Read our paper for more details.

Stream Processing Systems

Stream processing research has come a long way and streaming systems have matured considerably since their invention, almost 3 decades ago. What will the next generation of stream processing systems look like? We envision next-generation of stream processing systems that are not only scalable and reliable, but also capable of self-management and automatic reconfiguration without downtime.

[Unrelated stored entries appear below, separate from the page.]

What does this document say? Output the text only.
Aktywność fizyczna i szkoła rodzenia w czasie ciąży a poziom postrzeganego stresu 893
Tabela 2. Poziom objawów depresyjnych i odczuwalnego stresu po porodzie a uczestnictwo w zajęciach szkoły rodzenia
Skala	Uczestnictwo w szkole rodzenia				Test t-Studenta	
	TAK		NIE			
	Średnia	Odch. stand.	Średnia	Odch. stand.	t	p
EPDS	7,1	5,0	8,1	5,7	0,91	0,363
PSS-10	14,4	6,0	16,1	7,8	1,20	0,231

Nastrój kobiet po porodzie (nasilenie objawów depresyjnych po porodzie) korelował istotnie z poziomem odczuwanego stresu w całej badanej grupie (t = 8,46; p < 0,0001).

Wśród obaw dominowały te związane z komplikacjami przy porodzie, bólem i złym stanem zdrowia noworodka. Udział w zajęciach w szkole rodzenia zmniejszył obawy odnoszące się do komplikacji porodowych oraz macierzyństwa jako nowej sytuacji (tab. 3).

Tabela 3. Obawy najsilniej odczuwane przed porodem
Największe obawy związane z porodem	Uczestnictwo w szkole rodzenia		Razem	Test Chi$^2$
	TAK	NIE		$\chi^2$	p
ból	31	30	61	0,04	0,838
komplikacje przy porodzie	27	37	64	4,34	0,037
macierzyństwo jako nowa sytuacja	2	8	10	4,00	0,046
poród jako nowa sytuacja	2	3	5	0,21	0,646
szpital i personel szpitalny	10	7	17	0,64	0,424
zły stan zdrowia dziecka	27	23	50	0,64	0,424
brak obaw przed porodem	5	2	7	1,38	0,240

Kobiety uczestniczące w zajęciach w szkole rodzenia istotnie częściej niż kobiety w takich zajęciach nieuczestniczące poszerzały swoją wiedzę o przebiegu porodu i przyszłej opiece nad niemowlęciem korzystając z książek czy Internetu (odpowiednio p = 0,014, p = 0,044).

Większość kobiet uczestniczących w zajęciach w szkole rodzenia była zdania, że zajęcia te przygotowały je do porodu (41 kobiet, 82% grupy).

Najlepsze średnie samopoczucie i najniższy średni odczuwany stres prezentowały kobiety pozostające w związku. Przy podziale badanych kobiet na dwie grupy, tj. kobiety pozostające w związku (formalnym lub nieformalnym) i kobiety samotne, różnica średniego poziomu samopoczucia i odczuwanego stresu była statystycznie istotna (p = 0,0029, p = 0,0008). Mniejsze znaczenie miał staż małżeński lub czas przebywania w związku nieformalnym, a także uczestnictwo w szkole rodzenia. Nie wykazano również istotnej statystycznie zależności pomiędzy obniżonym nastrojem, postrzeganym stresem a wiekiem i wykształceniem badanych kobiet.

Self-Managed Stream Processing Systems

Many cloud providers, including Amazon Web Services, Google Cloud, and Azure provide “Data Stream Analytics as a Service” products, to allow non-expert users to easily and efficiently extract knowledge from data streams. These services offer automatic scaling capabilities for applications with dynamic workloads, relieving the users from the burden to manage and configure stream processing pipelines. However, this automation comes at a cost for the non-expert user since the Cloud provider is incentivized to over-provision computations. We are conducting a study to uncover the automatic scaling policy models of various Cloud providers and quantify the extra cost they impose on users. Our goal is to develop novel self-managed stream processing systems, capable of automatic operation, optimization, and reconfiguration, that can maintain cost-efficiency without compromising performance.

Workload-Aware State Management

Modern streaming systems rely on persistent KV stores to perform stateful processing on data streams. Although the choice of the state store is crucial for the system’s performance, there has been little research in designing state stores tailored for streaming workloads. Streaming systems use general-purpose KV stores, such as RocksDB, to manage state. Being oblivious to workload characteristics of streaming applications, such stores incur unnecessary overheads. We have been conducting a thorough study of streaming state workloads to further the understanding of their characteristics and differences from traditional workloads. We are developing a new benchmark that can faithfully mimic streaming state workloads and enables researchers to easily evaluate alternative store designs. Our long-term goal is to design and develop workload-aware streaming state management to improve the latency and throughput of streaming analytics.

Graph Streaming

Graph streams can represent continuous interactions and evolving relationships in a variety of datasets. The structure of social networks gradually changes as new friendship relations are formed and others disappear, online discussion networks grow as users interact with each other, and financial transaction networks expand with every new purchase. The streaming nature of real-world graphs poses a challenge to emerging Machine Learning (ML) applications to train adaptive models, capable of resilient continuous learning.

Can we learn representations of streaming graphs efficiently and accurately?
How can we limit retraining to a fixed, representative subset of the graph stream to avoid catastrophic forgetting while ensuring fast and scalable retraining?

Systems for large-scale graph analytics and streaming graph ML

Nowadays, graph ML makes up for the lion’s share of use cases for ML applications. For instance, handling social networks or building recommendation systems brings the need of manipulating complex data structures like graphs. Both academia and industry strive to find effective ways to use graphs as inputs to their ML models for applications such as node classification or link prediction. To address this problem, Graph Neural Networks (GNNs) have been proposed as a method to turn the cumbersome structure of graphs into a concise form known as node embeddings based on both the structural similarity of the local neighborhood of each inspected node. Although GNNs have been a viable answer to the above issue, numerous research questions have arisen. What if the initial graph does not fit the memory or even worse the graph is given in a form of a real-time stream? How should we transform the training phase of GNNs to handle the limited memory space and reduce the total I/Os to the disk? Does the architecture of an SSD disk help us to store and access efficiently the required graph data in each training step?